Ancak mesele yalnızca akademik nitelik ya da metriklerden ibaret değil; bu niteliklerin üniversitenin kamusal temsiline nasıl yansıdığı da kritik bir soru haline geliyor. Dahası, şu temel soruyu da düşünmek gerekiyor: Bu ölçütler, üniversiteyi yöneten ve temsil eden kadroların niteliklerini ne ölçüde yansıtıyor?
Peki gerçekten nedir bu h-indeksi?
h-indeksi ne söyler ne söylemez?
2005 yılında Jorge E. Hirsch tarafından geliştirilen h-indeksi (1), bir araştırmacının hem üretkenliğini hem de yayınlarının etkisini (atıf sayısını) birlikte ölçmeyi amaçlayan bir metriktir.
Bugün akademik dünyada oldukça yaygın biçimde kullanılan bu gösterge, bazı önemli avantajlara sahiptir: Objektif ve ölçülebilir veri sunar; bilimsel üretimin devamlılığını ve görünürlüğünü gösterir, kurumsal ya da bireysel düzeyde karşılaştırma imkânı sağlar.
Ancak sınırlılıkları da azımsanacak gibi değildir: disiplinlerarası farklılıkları göz ardı eder (örneğin doğa bilimleri ve beşeri bilimlerde yayın ve atıf pratikleri farklıdır); atıf şişirme, yayın kartelleşmesi ve yazar enflasyonu gibi manipülasyonlara açıktır; kısa vadeli popüler konulara odaklanma riskini artırabilir. Dahası, araştırma etiği, bilimsel derinlik, özgünlük, öğretim yetkinliği gibi nitel boyutları yansıtmaz. Liderlik, temsil ve etik duruş gibi üniversite yöneticiliği için kritik olan başka nitelikleri ise hiç ölçmez.
Bu noktada Leiden Manifestosu (2) ve DORA (3) gibi uluslararası inisiyatifler çok önemli uyarıları dile getirir.

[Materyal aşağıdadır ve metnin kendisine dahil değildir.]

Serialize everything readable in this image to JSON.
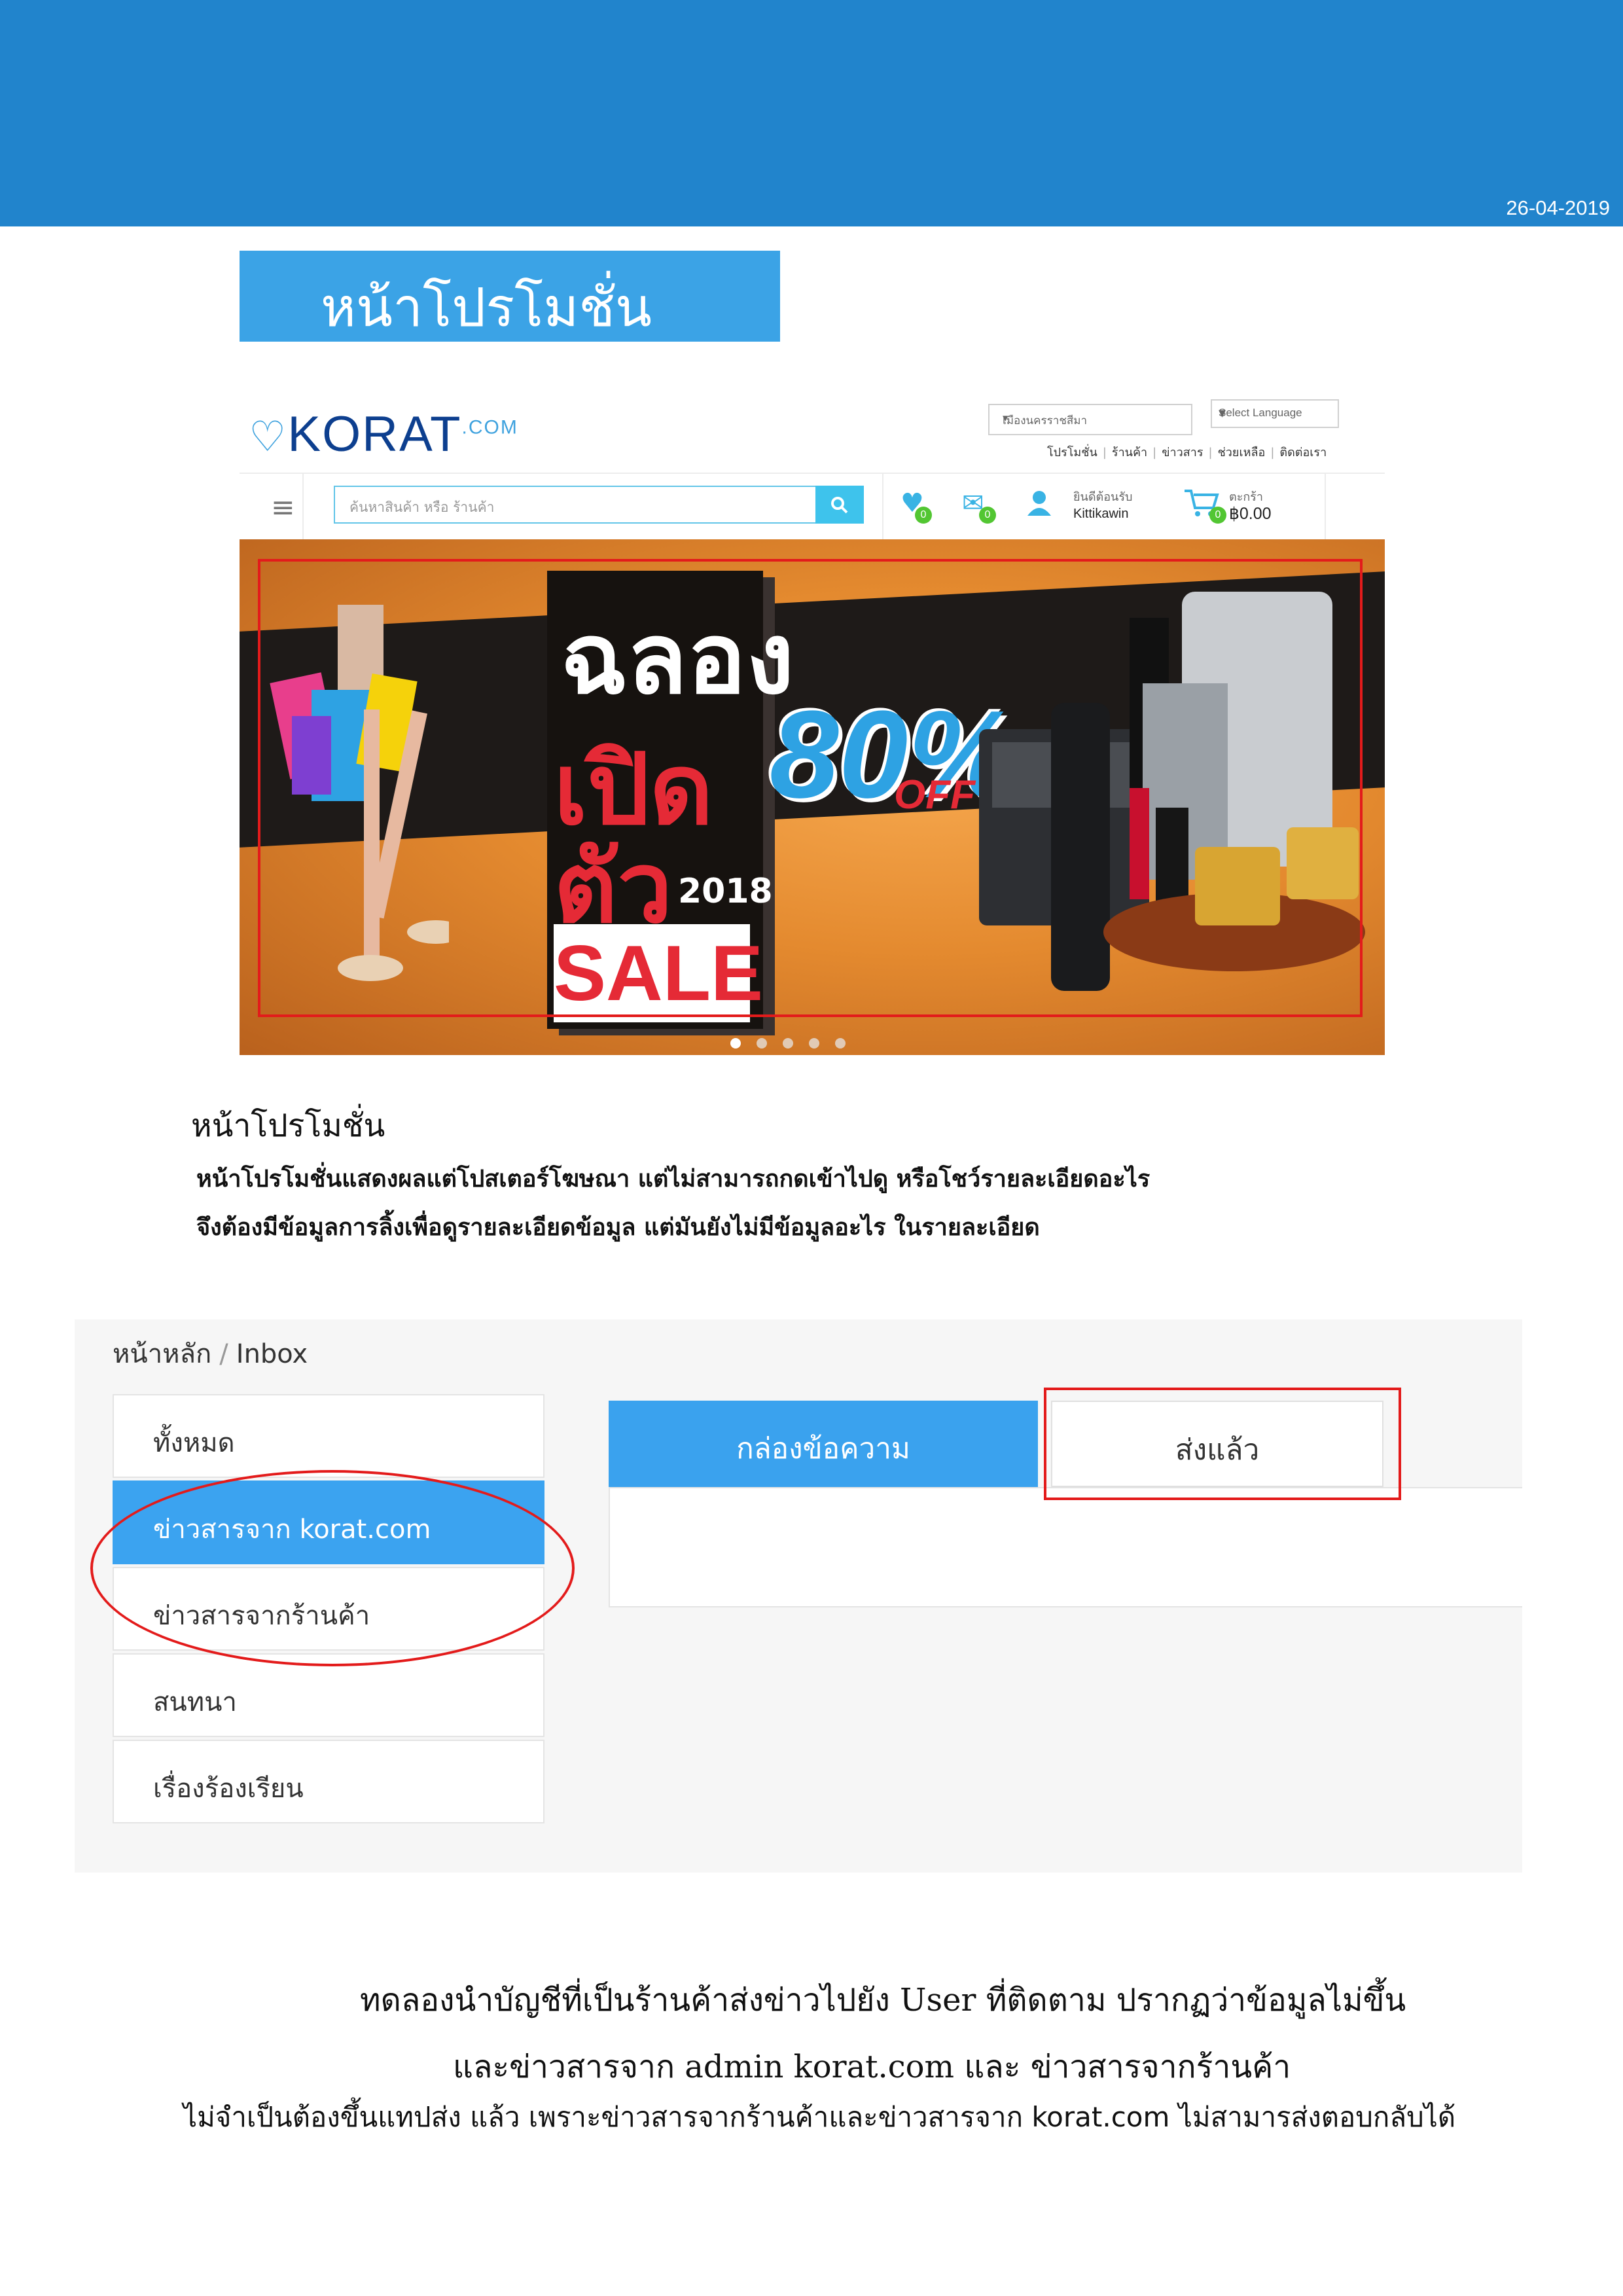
{
  "header": {
    "date": "26-04-2019"
  },
  "section_title": "หน้าโปรโมชั่น",
  "site": {
    "logo_text": "KORAT",
    "logo_suffix": ".COM",
    "province_select": "เมืองนครราชสีมา",
    "language_select": "Select Language",
    "top_links": [
      "โปรโมชั่น",
      "ร้านค้า",
      "ข่าวสาร",
      "ช่วยเหลือ",
      "ติดต่อเรา"
    ],
    "search_placeholder": "ค้นหาสินค้า หรือ ร้านค้า",
    "wishlist_count": "0",
    "message_count": "0",
    "user_welcome": "ยินดีต้อนรับ",
    "user_name": "Kittikawin",
    "cart_label": "ตะกร้า",
    "cart_count": "0",
    "cart_total": "฿0.00"
  },
  "promo": {
    "line1": "ฉลอง",
    "line2": "เปิดตัว",
    "year": "2018",
    "sale": "SALE",
    "percent": "80%",
    "off": "OFF",
    "slide_count": 5,
    "active_slide": 1
  },
  "caption": {
    "title": "หน้าโปรโมชั่น",
    "line1": "หน้าโปรโมชั่นแสดงผลแต่โปสเตอร์โฆษณา แต่ไม่สามารถกดเข้าไปดู หรือโชว์รายละเอียดอะไร",
    "line2": "จึงต้องมีข้อมูลการลิ้งเพื่อดูรายละเอียดข้อมูล แต่มันยังไม่มีข้อมูลอะไร ในรายละเอียด"
  },
  "inbox": {
    "breadcrumb_home": "หน้าหลัก",
    "breadcrumb_separator": "/",
    "breadcrumb_current": "Inbox",
    "sidebar": [
      {
        "label": "ทั้งหมด",
        "active": false
      },
      {
        "label": "ข่าวสารจาก korat.com",
        "active": true
      },
      {
        "label": "ข่าวสารจากร้านค้า",
        "active": false
      },
      {
        "label": "สนทนา",
        "active": false
      },
      {
        "label": "เรื่องร้องเรียน",
        "active": false
      }
    ],
    "tab_inbox": "กล่องข้อความ",
    "tab_sent": "ส่งแล้ว"
  },
  "notes": {
    "line1": "ทดลองนำบัญชีที่เป็นร้านค้าส่งข่าวไปยัง User ที่ติดตาม ปรากฏว่าข้อมูลไม่ขึ้น",
    "line2": "และข่าวสารจาก admin korat.com และ ข่าวสารจากร้านค้า",
    "line3": "ไม่จำเป็นต้องขึ้นแทปส่ง แล้ว เพราะข่าวสารจากร้านค้าและข่าวสารจาก korat.com ไม่สามารส่งตอบกลับได้"
  },
  "colors": {
    "header_blue": "#2184cc",
    "accent_blue": "#3ba3f0",
    "highlight_red": "#e31b1b",
    "badge_green": "#52c632"
  },
  "icons": [
    "menu-icon",
    "search-icon",
    "heart-icon",
    "mail-icon",
    "user-icon",
    "cart-icon"
  ]
}
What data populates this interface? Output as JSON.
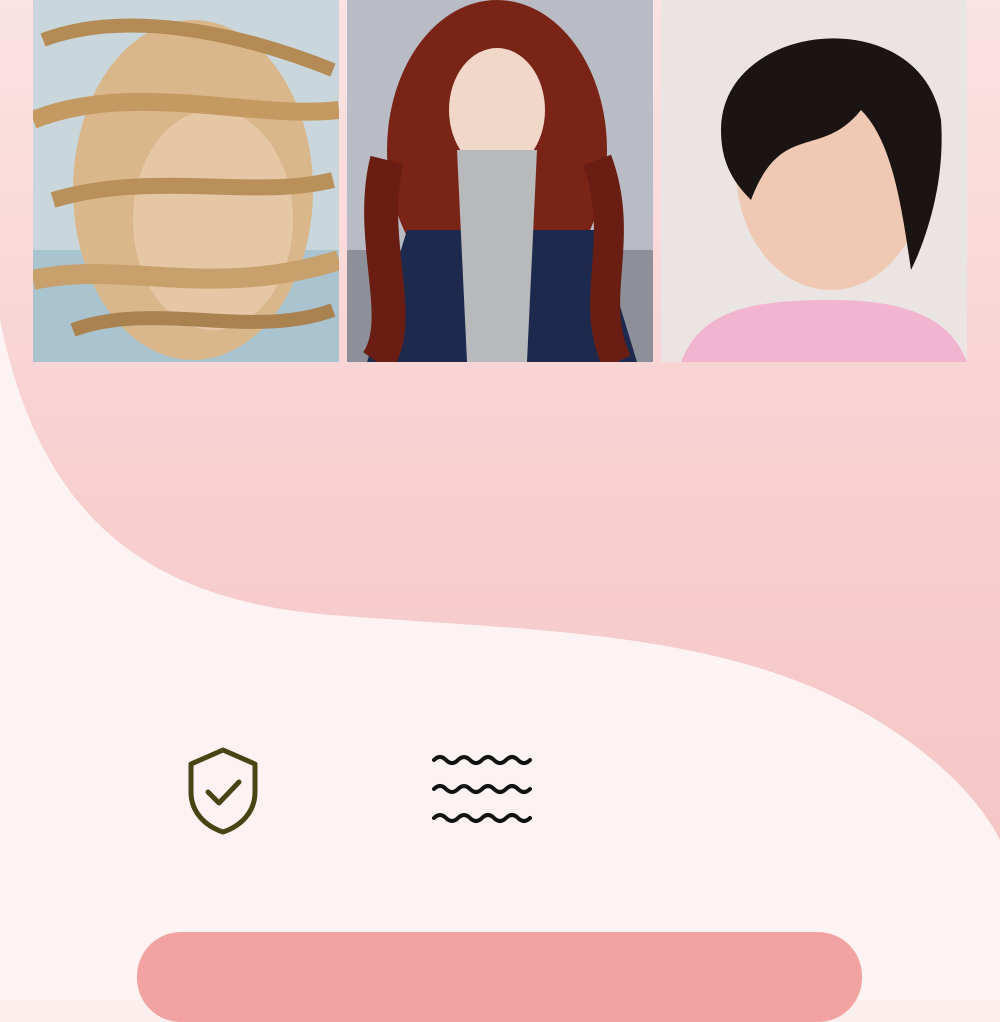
{
  "gallery": {
    "photos": [
      {
        "alt": "",
        "icon": "photo-windblown-blonde-hair"
      },
      {
        "alt": "",
        "icon": "photo-curly-red-hair"
      },
      {
        "alt": "",
        "icon": "photo-short-dark-hair"
      }
    ]
  },
  "features": {
    "shield": {
      "icon": "shield-check-icon"
    },
    "waves": {
      "icon": "wavy-lines-icon"
    }
  },
  "cta": {
    "label": ""
  },
  "colors": {
    "background": "#fdeeee",
    "pink_band": "#f9d3d3",
    "button": "#f2a3a1",
    "shield_stroke": "#4a4414",
    "wave_stroke": "#111111"
  }
}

Leiden Manifestosu açıkça belirtir: “Araştırma değerlendirmesinde metrikler destekleyici olabilir, ancak karar alma süreçlerinde baskın unsur haline getirilmemelidir.”
DORA ise şunu vurgular: “Dergi etki faktörü ve benzeri atıf temelli göstergeler, bireysel araştırmacıların veya yöneticilerin liyakatini ölçmek için kullanılmamalıdır.”
Denge arayışı: nicelik ve nitelik
Görülüyor ki, h-indeksi bir şeyi söyler ama her şeyi söylemez. h-indeksi, bilimsel etkiyi ölçmek için tek tip bir bakış açısı dayatır. Genç bilim insanları, alanlar arası farklılıklar ve hatta tek bir çığır açıcı çalışmanın etkisi bu metrikte yeterince karşılık bulmaz. Nitelik ile niceliği birbirine karıştırma ve akademik öncelikleri saptırma riski taşır. Ancak yine de tüm kusurlarına rağmen, basitliği ve şeffaflığı sayesinde hâlâ yaygın biçimde kullanılmaktadır. Sorun, bu göstergenin asıl zayıf olduğu yerlerde —yani ortalama veya düşük h-indekslerde— çok şey söylemediğinin göz ardı edilmesidir.
Bu nedenle, özellikle üniversite yöneticiliği gibi yalnızca akademik performans değil, aynı zamanda temsil ve etik sorumluluk gerektiren rollerde, bu göstergenin sınırları daha da belirginleşir.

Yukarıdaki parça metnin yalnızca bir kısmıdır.